Ok, let’s start. First I want to say that these answers are just my thoughts, and if you don’t agree – welcome to have a discussion. Maybe I’ll learn a lot of new things, and this is always great.

So,

Standalone question 1.  Why the first thing I did was the server side capture?

My answer consists of two parts.

The first part: as Jasper has commented, I wanted to check whether my (client) packets have got to NAS unchanged. A lot of middleboxes can alter different fields, particularly MSS value:

Not all parts of conversation are shown here, of course. Just the main point.

The second part: I wanted to be sure whether PMTUD process is actually happening or not. If we capture on receiving side, we don’t see PMTUD process, because it’s happening on the “server <–> some router on the path” part of the network! In case we are sending quite large requests, we would see PMTUD on our side, but this would be totally another independent process.

In our case there actually was no PMTUD process happening on the server side (conversation between 192.168.112.77 and 192.168.1.115 hosts)

Questions based on PCAP.

Question 1. Look at packets 120-124. Why are they considered “out-of-order” (not “retransmissions”, not “spurious retransmissions”, not “fast retransmissions”)?

Here we gonna use Wireshark TCP dissector source code (Wireshark.org – Develop – Browse the Code – Epan – Dissectors – packet-tcp.c) and RFC’s.
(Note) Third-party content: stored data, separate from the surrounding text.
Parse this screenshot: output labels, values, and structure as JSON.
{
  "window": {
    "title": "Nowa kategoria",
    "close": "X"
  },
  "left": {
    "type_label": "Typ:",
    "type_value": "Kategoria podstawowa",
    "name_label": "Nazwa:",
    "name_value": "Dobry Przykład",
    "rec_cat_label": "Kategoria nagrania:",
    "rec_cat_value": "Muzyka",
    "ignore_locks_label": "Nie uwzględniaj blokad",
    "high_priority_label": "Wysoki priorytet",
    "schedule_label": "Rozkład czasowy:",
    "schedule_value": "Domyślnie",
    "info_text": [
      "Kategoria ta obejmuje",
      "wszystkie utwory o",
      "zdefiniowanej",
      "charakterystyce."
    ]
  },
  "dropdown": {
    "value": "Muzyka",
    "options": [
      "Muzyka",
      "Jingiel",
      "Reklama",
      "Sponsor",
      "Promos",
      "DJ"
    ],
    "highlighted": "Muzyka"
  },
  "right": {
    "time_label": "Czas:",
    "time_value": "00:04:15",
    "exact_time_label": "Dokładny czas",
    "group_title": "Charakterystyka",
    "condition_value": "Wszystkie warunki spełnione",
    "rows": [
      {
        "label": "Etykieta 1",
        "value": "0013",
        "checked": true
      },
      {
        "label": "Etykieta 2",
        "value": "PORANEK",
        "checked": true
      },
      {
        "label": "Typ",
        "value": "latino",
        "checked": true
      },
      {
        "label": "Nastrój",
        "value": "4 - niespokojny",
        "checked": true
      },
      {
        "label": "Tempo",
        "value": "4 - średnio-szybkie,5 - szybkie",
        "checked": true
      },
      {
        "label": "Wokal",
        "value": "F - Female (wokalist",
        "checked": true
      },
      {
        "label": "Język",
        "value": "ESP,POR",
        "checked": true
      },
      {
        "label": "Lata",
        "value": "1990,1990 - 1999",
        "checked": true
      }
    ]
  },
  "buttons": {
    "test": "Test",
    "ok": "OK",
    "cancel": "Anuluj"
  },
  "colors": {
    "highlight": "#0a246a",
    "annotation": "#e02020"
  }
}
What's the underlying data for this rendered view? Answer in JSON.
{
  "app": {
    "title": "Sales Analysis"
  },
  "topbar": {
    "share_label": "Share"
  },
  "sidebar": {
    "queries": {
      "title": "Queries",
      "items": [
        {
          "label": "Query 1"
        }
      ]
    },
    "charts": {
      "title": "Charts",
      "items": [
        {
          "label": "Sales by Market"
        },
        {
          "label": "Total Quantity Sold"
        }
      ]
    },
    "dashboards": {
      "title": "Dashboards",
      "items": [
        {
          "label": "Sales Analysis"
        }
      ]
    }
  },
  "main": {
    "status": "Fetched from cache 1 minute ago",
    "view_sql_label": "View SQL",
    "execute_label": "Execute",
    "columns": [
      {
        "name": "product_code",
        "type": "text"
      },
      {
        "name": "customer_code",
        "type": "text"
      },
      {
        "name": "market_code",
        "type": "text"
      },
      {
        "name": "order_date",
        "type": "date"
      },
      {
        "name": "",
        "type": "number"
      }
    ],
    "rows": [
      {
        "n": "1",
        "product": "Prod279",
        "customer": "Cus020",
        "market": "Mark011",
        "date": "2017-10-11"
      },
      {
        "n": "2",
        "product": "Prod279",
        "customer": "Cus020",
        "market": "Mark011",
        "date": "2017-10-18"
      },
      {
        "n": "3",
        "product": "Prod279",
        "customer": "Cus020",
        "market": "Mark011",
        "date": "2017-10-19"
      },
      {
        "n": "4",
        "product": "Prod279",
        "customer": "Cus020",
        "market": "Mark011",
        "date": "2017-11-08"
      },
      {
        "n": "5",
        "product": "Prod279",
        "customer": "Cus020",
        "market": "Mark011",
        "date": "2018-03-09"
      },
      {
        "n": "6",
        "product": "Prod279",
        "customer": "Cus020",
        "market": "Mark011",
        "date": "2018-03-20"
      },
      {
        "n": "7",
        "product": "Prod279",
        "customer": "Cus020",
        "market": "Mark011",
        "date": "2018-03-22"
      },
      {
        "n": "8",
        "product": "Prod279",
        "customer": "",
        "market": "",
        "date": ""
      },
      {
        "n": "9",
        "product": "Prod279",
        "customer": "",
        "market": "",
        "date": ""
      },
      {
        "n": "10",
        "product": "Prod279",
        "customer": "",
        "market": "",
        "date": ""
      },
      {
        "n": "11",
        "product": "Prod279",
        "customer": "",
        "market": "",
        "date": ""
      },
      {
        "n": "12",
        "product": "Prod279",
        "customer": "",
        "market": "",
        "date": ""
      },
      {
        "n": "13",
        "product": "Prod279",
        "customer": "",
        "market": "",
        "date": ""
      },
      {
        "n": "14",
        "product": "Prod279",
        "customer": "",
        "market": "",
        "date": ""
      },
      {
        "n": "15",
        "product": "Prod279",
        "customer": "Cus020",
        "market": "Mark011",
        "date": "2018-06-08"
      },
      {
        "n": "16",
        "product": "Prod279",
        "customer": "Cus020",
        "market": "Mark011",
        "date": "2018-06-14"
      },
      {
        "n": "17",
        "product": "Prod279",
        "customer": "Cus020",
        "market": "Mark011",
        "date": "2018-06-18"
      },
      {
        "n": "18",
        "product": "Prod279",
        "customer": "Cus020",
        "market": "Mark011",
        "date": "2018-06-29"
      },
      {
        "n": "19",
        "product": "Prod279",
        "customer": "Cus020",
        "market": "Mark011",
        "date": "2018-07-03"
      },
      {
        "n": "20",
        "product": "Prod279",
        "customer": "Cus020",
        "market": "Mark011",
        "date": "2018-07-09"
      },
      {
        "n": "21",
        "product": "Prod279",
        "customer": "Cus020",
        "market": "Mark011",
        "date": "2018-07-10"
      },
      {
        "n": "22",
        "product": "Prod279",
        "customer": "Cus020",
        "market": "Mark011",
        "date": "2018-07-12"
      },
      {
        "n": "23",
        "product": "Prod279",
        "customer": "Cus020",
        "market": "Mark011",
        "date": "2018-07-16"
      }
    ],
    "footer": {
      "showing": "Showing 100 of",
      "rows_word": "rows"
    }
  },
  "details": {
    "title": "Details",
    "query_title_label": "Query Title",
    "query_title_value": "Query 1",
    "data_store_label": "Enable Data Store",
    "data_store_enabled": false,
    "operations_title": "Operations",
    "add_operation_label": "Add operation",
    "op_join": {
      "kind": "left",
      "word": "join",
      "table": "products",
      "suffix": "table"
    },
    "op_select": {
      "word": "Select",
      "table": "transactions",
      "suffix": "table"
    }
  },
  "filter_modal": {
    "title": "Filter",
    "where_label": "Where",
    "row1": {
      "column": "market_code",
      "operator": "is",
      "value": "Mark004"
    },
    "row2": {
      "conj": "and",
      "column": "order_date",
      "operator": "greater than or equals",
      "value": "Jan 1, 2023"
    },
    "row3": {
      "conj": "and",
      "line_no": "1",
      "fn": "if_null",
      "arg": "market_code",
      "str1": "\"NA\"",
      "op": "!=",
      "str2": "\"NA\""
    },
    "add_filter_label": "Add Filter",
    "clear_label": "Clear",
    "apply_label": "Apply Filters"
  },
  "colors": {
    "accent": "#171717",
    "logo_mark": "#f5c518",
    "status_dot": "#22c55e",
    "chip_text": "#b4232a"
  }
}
Let’s start “from the opposite”.

“Spurious retransmission”. From dissector source code: “If the current seq + segment length is less than or equal to the receiver’s lastack, the packet contains duplicate data and may be considered spurious.”

So, spurious retransmission is the retransmission of the data already ACK’ed by the receiver. In our case we didn’t see any ACKs for large segments, because these large segments have been successfully dropped by the router. I want to say also that our perspective (the placement of capturing device) is very important in that case and we have much more chances to see “spurious retransmissions” if we capture on client-side rather than on server-side. Why? Let’s draw a diagram (I’m speaking about one-way data transfer now).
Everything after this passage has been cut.